We trained and tested the proposed model using a dataset containing more than 7,000 cells based on five-fold cross-validation. All the images in the dataset were 2,448×2,048 (pixels) in size. The number of cells in each image was >70. The accuracy of four-color fluorescence signals detection for our proposed model were all approximately 98%, and the mean average precision (mAP) were close to 100%. The final outcome of the developed method was the type of cells, i.e., normal cells, CACs, gaining cells or deletion cells. The method had a CACs identification accuracy of 93.86% (similar to an expert pathologist), and a detection speed that was about 500 times greater than that of a pathologist.

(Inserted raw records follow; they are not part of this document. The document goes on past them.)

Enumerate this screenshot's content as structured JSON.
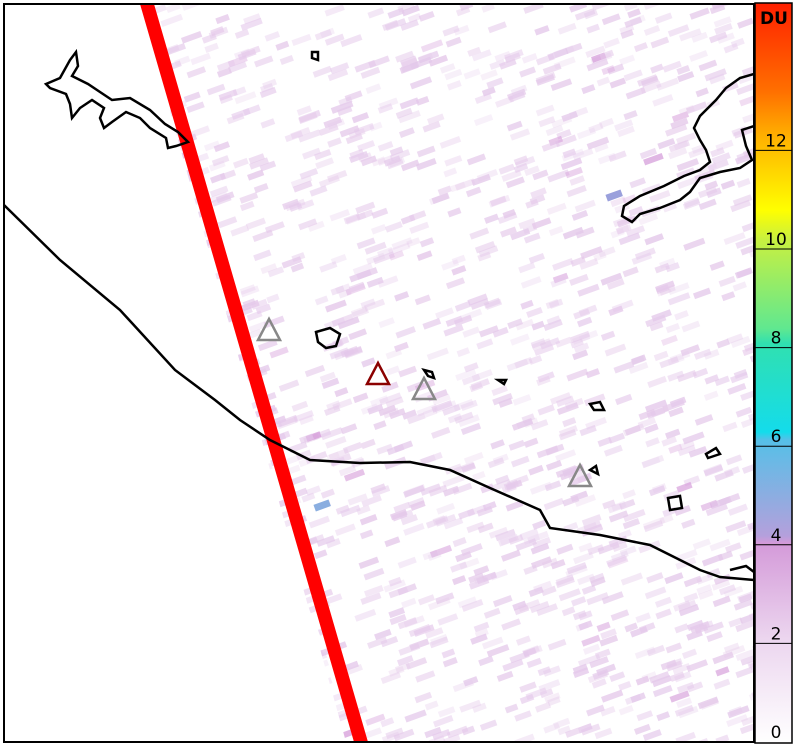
{
  "colorbar": {
    "unit_label": "DU",
    "ticks": [
      "0",
      "2",
      "4",
      "6",
      "8",
      "10",
      "12"
    ],
    "range": [
      0,
      14.4
    ],
    "colors": [
      "#f7f0f8",
      "#e6c4e8",
      "#d49ad9",
      "#a8a8e0",
      "#55c0e8",
      "#14dceb",
      "#60e890",
      "#b8f040",
      "#ffff00",
      "#ffb000",
      "#ff6a00",
      "#ff2000"
    ]
  },
  "map": {
    "swath_edge_color": "#ff0000",
    "coastline_color": "#000000",
    "volcano_markers": [
      {
        "status": "inactive",
        "color": "#888888"
      },
      {
        "status": "active",
        "color": "#8b0000"
      },
      {
        "status": "inactive",
        "color": "#888888"
      },
      {
        "status": "inactive",
        "color": "#888888"
      }
    ]
  }
}
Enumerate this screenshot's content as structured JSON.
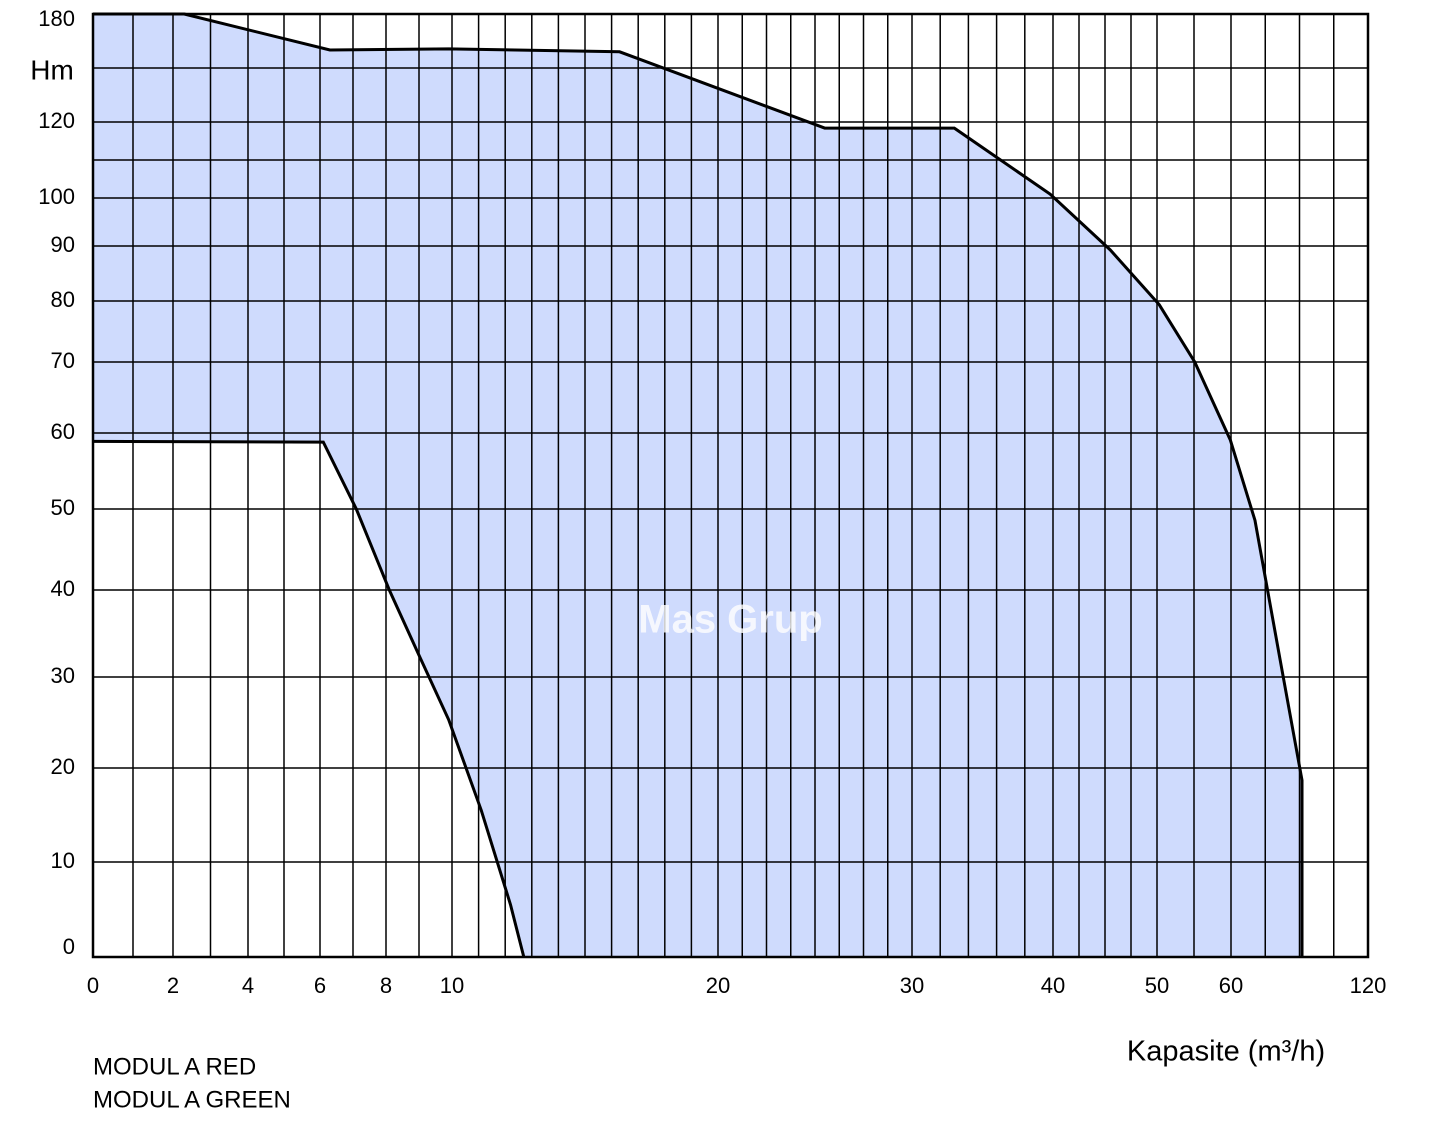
{
  "chart_data": {
    "type": "envelope",
    "y_label": "Hm",
    "x_label": "Kapasite (m³/h)",
    "labels": [
      "MODUL A RED",
      "MODUL A GREEN"
    ],
    "watermark": "Mas Grup",
    "fill": "#cfdbfd",
    "grid": true,
    "xlim": [
      0,
      120
    ],
    "ylim": [
      0,
      180
    ],
    "xticks": [
      0,
      2,
      4,
      6,
      8,
      10,
      20,
      30,
      40,
      50,
      60,
      120
    ],
    "yticks": [
      0,
      10,
      20,
      30,
      40,
      50,
      60,
      70,
      80,
      90,
      100,
      120,
      180
    ],
    "series": [
      {
        "color": "#000000",
        "x": [
          0,
          2.3,
          6.3,
          9.9,
          16.3,
          25.5,
          33,
          39.8,
          45.5,
          50.3,
          55.1,
          59.9,
          70.5,
          81.5,
          91.1,
          91.1
        ],
        "values": [
          180,
          180,
          160,
          160.6,
          159,
          118.4,
          118.4,
          101,
          89.3,
          79.4,
          70,
          59.1,
          48.6,
          32,
          18.7,
          0
        ]
      },
      {
        "color": "#000000",
        "x": [
          0,
          6.1,
          7.1,
          8.1,
          9,
          9.9,
          11.1,
          12.2,
          12.7
        ],
        "values": [
          58.9,
          58.8,
          50,
          40,
          32.5,
          25.3,
          15.5,
          5.5,
          0
        ]
      }
    ]
  }
}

The developed method could greatly increase the review accuracy, enhance the efficiency of reviewers, and reduce the review turnaround time during CACs identification.
循环肿瘤细胞(CTC)作为癌症的“液体活检”,是从原发性肿瘤脱落的细胞,可导致远处器官部位出现继发性肿瘤,从而引发癌症转移。最近的研究表明,在单核细胞富集的外周血样本中基因拷贝数异常的循环肿瘤细胞,即循环基因异常细胞(CAC),可作为一种非侵入性决策工具来检测良性肺结节患者。此类细胞通过计数荧光原位杂交(FISH)的荧光信号来识别。然而,由于血液中CAC数量稀少,使用该技术识别CAC耗时,这是该方法的一个缺点。
本研究提出了一种基于FISH的高效自动CAC识别方法,该方法结合了You Only Look Once(YOLO)-V4的高精度以及MobileNet-V3的轻量级和快速性。用MobileNet-V3替换YOLO-V4的主干以提高检测效率并防止过拟合,并利用更大尺度的新特征图优化YOLO-V4的架构,以增强对小目标的检测能力。
我们使用一个包含7000多个细胞的数据集,基于五折交叉验证对所提出的模型进行训练和测试。数据集中所有图像的大小均为2448×2048(像素)。每张图像中的细胞数量>70。我们所提出模型对四色荧光信号的检测准确率均约为98%,平均精度均值(mAP)接近100%。所开发方法的最终结果是细胞类型,即正常细胞、CAC、增益细胞或缺失细胞。该方法对CAC的识别准确率为93.86%(与专家病理学家相近),检测速度比病理学家快约500倍。
所开发的方法可大幅提高审查准确率,提高审查人员的效率,并减少CAC识别过程中的审查周转时间。